Хотя исходящее от самого Файджеса повествование и отобранные им письма дополняют друг друга, принадлежат они все-таки к разным жанрам. Стилистический анализ представленных писем обнаруживает их зависимость от эпистолярных образцов из русской литературы, вместе с тем подтверждая, что подобные образцы требовались, более того – составляли тот необходимый фонд, к которому обращались те, кто взялся за перо вынужденно; знакомые формы позволяют им объясняться друг с другом, ведь образование у них одинаковое. Особую черту этих писем составляет неоднократная тематизация их написания, получения и отправки, роли посредников, «нелегальной» почты, момента времени. Примером поэтики эпистолярного может послужить эпизод, когда после долгой разлуки Лев вдруг узнает почерк подруги, различая эти обращенные к нему письменные знаки в кипе писем, адресованных другим заключенным. Наблюдаются также признаки развития письменного стиля и стилистических различий между манерами корреспондентов. «Подлинность» чувств, которыми они обмениваются, не вызывает у читателя никаких сомнений: опубликованные письма красноречиво охватывают период растущего сближения разлученных. Правда, о гулаговской повседневности мы, что отмечено и в упомянутой рецензии, не узнаем почти ничего нового по сравнению с текстами, изданными в 1960–1970-е годы; подтверждается топика известных текстов. Из разбросанных по письмам намеков можно, впрочем, заключить, что в Печорлаге, где отбывал заключение Лев, лагерные нормы трактовались относительно вольно, а взяточничество или благожелательное равнодушие по части соблюдения правил могли приводить к небольшим послаблениям, делая границу между «зоной» и внешним миром проницаемой. На Колыме и в Норильске едва ли нашлись бы аналогичные «условия». Как и во многих других лагерных историях, главную роль в судьбе Льва сыграли, по-видимому, обстоятельства, не позволившие ему «достичь дна». Вдвойне интересно сообщение Льва о его квазиинженерной деятельности (естественной с учетом его профессии): во-первых, оно позволяет заглянуть в лагерную систему, для обслуживания которой требовались специалисты; во-вторых, означает тот самый счастливый случай, который Примо Леви (наряду с ловкостью в ущерб другим и забвением долга) называет среди причин, которые позволяли выжить; к придуркам в солженицынском смысле причислить его нельзя.

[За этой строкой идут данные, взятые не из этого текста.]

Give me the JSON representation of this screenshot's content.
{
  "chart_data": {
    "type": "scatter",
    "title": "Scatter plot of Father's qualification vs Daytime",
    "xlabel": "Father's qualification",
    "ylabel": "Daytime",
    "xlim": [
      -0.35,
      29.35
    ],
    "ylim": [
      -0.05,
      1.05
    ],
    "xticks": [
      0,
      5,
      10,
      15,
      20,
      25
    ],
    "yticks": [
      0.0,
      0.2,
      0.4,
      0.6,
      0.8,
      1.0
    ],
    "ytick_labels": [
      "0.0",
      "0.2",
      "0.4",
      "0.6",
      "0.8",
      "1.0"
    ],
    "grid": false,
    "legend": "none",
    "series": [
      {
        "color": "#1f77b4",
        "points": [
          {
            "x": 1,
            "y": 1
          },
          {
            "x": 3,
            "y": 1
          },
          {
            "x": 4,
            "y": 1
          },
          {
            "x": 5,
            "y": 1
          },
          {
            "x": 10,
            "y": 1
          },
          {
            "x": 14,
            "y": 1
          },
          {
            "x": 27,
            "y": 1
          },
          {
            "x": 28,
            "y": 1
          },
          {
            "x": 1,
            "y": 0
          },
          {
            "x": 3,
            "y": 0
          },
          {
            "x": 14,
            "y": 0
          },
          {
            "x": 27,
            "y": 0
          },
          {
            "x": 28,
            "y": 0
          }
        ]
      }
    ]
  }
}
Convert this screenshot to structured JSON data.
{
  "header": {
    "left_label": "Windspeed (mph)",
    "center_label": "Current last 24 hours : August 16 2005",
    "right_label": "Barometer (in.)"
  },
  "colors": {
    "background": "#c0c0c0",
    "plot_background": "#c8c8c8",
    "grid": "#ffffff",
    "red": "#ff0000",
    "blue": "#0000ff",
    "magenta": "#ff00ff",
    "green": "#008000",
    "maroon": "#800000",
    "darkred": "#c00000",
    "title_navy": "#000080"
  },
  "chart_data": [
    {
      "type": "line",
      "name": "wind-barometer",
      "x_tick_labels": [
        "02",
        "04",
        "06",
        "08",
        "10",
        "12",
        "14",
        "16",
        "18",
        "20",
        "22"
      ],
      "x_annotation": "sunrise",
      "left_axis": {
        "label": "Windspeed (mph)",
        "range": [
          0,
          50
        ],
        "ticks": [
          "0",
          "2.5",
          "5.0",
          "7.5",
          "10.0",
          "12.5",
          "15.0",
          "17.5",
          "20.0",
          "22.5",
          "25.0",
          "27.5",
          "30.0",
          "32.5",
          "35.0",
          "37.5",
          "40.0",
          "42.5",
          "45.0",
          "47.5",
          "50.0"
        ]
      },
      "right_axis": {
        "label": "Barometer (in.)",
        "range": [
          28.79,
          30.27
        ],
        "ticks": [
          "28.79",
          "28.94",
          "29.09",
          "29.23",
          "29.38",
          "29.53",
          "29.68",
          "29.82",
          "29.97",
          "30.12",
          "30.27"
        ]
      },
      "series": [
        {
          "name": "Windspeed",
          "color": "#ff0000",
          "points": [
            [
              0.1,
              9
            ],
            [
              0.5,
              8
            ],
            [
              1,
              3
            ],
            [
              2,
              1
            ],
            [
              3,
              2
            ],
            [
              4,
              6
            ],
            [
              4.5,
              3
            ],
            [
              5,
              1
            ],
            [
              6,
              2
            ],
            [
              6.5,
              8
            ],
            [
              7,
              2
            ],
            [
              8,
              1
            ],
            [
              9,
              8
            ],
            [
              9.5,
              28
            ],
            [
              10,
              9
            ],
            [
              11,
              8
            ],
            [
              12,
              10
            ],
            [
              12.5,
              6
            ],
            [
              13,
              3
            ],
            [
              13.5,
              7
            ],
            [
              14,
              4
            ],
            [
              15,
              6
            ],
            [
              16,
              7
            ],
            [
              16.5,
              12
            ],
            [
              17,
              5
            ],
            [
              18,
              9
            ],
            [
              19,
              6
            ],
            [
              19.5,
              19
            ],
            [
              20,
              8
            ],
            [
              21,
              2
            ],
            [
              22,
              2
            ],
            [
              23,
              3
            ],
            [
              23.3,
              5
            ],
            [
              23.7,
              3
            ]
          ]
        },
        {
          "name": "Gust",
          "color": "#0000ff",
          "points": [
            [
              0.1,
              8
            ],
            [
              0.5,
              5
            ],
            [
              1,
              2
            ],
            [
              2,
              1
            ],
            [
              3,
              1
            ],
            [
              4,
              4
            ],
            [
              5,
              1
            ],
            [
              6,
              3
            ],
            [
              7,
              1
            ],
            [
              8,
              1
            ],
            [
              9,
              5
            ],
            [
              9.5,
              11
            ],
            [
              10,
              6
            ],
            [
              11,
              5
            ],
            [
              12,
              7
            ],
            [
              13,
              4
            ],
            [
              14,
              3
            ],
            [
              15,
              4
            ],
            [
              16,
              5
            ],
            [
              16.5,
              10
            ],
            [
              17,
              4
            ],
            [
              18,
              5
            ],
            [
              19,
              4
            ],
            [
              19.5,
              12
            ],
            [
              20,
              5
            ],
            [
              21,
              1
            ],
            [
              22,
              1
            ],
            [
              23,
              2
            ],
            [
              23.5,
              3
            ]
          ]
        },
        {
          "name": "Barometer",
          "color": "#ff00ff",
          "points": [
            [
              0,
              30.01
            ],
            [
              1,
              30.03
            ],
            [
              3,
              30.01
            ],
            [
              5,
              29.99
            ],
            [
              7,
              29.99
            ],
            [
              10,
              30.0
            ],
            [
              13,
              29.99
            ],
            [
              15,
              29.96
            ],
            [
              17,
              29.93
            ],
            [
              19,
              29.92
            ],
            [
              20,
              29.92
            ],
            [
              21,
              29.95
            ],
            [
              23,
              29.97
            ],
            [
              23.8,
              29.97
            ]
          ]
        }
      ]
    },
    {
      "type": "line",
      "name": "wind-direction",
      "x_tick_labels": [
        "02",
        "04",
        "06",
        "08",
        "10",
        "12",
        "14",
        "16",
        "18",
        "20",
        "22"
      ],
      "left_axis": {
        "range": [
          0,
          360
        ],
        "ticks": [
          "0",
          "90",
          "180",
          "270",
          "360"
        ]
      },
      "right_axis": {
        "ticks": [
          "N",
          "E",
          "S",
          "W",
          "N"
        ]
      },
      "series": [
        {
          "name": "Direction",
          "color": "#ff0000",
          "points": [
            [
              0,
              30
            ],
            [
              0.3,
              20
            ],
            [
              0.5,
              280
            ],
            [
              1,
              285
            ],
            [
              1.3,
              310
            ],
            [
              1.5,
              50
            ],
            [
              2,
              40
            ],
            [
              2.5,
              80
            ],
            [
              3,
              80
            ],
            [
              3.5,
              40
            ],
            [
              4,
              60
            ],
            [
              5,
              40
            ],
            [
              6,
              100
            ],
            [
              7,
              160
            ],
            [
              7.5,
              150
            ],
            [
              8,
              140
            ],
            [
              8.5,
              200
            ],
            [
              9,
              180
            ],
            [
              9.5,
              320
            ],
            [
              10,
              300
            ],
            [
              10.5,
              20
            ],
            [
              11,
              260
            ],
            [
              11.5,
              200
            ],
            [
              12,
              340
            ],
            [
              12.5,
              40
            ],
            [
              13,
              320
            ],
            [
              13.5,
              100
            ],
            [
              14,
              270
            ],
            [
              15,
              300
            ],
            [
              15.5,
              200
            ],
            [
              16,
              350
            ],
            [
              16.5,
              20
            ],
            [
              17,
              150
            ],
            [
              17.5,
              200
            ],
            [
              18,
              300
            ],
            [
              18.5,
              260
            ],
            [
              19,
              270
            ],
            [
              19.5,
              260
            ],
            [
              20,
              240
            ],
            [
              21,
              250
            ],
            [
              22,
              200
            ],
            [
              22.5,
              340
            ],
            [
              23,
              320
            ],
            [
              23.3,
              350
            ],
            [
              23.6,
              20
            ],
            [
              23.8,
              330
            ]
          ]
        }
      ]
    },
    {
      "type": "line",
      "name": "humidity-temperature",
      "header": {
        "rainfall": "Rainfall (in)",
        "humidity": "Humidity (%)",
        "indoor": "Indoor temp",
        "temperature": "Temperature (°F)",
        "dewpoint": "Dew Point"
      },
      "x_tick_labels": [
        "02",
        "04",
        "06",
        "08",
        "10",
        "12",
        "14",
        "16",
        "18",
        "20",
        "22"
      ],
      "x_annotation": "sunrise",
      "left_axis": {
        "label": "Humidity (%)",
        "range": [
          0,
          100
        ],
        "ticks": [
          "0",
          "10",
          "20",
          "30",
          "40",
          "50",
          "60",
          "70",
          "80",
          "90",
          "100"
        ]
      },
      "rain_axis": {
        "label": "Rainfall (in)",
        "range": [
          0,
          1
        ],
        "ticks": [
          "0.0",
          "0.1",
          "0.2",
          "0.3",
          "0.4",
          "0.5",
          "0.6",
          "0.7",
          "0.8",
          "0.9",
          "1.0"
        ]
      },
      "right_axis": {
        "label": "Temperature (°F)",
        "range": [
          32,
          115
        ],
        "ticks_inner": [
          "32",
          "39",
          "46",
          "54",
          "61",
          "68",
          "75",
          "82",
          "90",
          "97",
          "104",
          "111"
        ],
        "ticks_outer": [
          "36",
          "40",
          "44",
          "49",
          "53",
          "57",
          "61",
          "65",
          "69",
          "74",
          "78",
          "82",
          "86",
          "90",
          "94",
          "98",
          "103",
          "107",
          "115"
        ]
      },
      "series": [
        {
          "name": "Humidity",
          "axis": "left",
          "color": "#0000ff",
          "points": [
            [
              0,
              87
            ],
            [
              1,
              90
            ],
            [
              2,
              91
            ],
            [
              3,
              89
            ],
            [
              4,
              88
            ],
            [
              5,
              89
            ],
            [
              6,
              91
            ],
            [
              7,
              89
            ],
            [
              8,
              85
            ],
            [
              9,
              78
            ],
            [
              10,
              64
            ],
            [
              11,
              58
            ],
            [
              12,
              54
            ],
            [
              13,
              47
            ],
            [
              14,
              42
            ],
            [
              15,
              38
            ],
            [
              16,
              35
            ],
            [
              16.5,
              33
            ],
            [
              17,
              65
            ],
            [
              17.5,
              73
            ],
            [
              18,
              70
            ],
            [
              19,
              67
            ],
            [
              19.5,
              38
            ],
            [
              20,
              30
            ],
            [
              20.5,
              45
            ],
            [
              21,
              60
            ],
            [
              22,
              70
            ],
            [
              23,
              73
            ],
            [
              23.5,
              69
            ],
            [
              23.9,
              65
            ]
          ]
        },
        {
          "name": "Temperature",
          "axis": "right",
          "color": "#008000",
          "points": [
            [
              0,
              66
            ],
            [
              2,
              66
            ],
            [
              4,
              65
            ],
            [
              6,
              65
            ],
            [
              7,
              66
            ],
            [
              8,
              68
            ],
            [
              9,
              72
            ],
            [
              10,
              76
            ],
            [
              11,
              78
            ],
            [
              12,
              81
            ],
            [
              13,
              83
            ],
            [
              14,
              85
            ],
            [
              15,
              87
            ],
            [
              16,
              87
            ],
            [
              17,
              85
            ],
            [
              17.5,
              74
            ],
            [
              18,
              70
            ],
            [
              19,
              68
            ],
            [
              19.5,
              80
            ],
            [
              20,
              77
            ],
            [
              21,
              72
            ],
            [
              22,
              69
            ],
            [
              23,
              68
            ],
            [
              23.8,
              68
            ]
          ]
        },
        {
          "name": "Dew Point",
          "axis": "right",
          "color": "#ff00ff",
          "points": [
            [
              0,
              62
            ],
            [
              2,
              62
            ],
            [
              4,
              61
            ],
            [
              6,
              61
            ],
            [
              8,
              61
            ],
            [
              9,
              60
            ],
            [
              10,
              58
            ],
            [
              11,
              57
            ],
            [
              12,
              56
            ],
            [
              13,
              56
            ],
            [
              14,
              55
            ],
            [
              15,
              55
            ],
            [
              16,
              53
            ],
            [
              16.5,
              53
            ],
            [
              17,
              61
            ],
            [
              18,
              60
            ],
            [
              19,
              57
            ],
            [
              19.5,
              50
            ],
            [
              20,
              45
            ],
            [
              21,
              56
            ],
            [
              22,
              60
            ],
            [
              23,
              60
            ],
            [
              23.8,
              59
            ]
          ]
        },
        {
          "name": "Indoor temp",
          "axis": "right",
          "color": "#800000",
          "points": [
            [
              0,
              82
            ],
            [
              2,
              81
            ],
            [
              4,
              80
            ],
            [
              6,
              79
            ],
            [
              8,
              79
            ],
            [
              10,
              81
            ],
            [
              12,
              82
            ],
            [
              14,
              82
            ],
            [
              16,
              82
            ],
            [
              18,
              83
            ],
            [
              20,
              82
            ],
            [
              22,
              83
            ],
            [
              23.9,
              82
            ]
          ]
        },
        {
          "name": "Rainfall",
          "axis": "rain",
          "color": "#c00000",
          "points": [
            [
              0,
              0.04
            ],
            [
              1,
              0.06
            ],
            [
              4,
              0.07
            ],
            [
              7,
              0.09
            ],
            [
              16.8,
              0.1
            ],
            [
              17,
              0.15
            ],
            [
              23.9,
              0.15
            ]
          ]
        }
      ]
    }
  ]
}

Как интерпретатор, принадлежащий к более позднему поколению, Файджес в Just Send Me Word присваивает перспективу корреспондентов и присоединяет к их голосам свой собственный. На мой взгляд, пропорция цитируемых выдержек из писем и биографического повествования в этом сдержанном жанровом гибриде и составляет пере- и обработку Файджесом этого исключительного материала, которую можно трактовать как «нарративное обрамление» аутентичного.

«Дневник» Ивана Чистякова

Этот обнаруженный всего несколько лет назад дневник вохровца, в 1935–1937 годах работавшего на одной из строек Байкало-Амурской магистрали, показывает происходившее в БАМлаге [426] глазами участника из числа «командиров». Автор дневника Иван Чистяков был отправлен нести службу в один из лагерей, возникших вдоль протяженного участка строящихся вторых путей трассы, в качестве командира взвода вооруженной охраны. Щербакова рассказывает о «призыв[е] во внутренние войска» для надзора за «путеармейц[ами]» в период, когда стартовали масштабные проекты по приказу Сталина, а нехватка кадров, включая надзирающий персонал, диктовала служебные обязанности подобного рода. Для осуществления этого руководимого ОГПУ-НКВД проекта использовался только принудительный труд. Сюда были переброшены подневольные рабочие со стройки Беломорско-Балтийского канала – первого крупного проекта такого рода. Щербакова называет «строительство БАМа (сложнейшей многокилометровой железнодорожной структуры)» одним из «амбициозных гулаговских проектов», осуществить который предстояло при помощи лопаты, тачки, кайла и пилы [427] .

426

Сокращенное обозначение лагерей вдоль Байкало-Амурской магистрали.

427

Щербакова И. Дневник охранника ГУЛАГа (дата обращения 19.09.2023)).